Imo it isn't a moral decision, it is a business decision. And what best achieves the teams goals sets the basis for the decision. Being mathematically eliminated is not a threshold at all for being fair or moral to the drivers, the team doesn't need to be fair to the drivers at all other than what is written in their contracts!
Just think of the drivers that didn't make or were cut from the team, they don't even have a chance to race. Is that fair/moral? What about the morals around getting a drive on an F1 team, it is alot easier if the driver brings money. It is a business and team orders play a part.
Business and moral should not be mutually exclusive. IMO it can't, or should not be, only about results. What is the only objective way of being able to tell the right time to help one driver? When the difference between them is 10, 20, 30 points? Maybe in the last 3, 4, 5 races?
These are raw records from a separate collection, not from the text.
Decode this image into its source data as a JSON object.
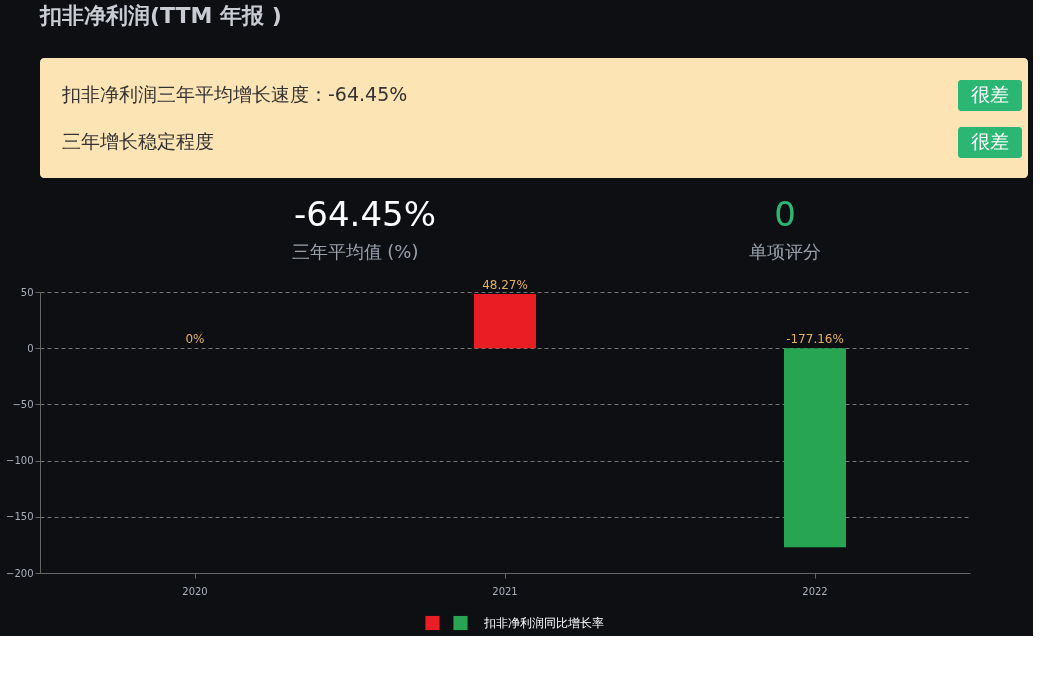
{
  "chart_data": {
    "type": "bar",
    "title": "扣非净利润(TTM 年报 )",
    "annotations": [
      "扣非净利润三年平均增长速度：-64.45%",
      "很差",
      "三年增长稳定程度",
      "很差",
      "-64.45%",
      "三年平均值 (%)",
      "0",
      "单项评分"
    ],
    "categories": [
      "2020",
      "2021",
      "2022"
    ],
    "series": [
      {
        "name": "扣非净利润同比增长率",
        "colors": [
          "#ea1c24",
          "#ea1c24",
          "#27a552"
        ],
        "values": [
          0,
          48.27,
          -177.16
        ],
        "value_labels": [
          "0%",
          "48.27%",
          "-177.16%"
        ]
      }
    ],
    "ylim": [
      -200,
      50
    ],
    "yticks": [
      -200,
      -150,
      -100,
      -50,
      0,
      50
    ],
    "grid": "y",
    "legend": "bottom"
  }
}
There's really no fair way of deciding unless No. 2 has no mathematical chance. After all, all results count for a driver, races won, races won against his teammate, etc., not only WDCs (for example, maybe Massa's slump is somewhat a result of Ferrari's neglect towards this idea).
And contracts can be immoral too. Even when Massa had to sign a contract where it says he's No. 2 (which is probably the case), that does not make it right to make such a contract.
Finally, it's not only morals vis a vis a driver I am talking about, but vis-a-vis the sport and spectators (i.e., you and me). If, as a spectator, you pay for a seat to watch a car race (to me that is mostly car to car fights, so overtaking attempts, blocks, etc.), is it ethical for a team to tamper with this very essence of motor racing? Isn't this similar to fixing a boxing fight? A football, a tenis match? Of course, if you just open the newspaper at the end of the season and are happy that your favourite team, driver won (even if that means, for example, that they asked another driver to crash), then this whole line of reasoning is irrelevant.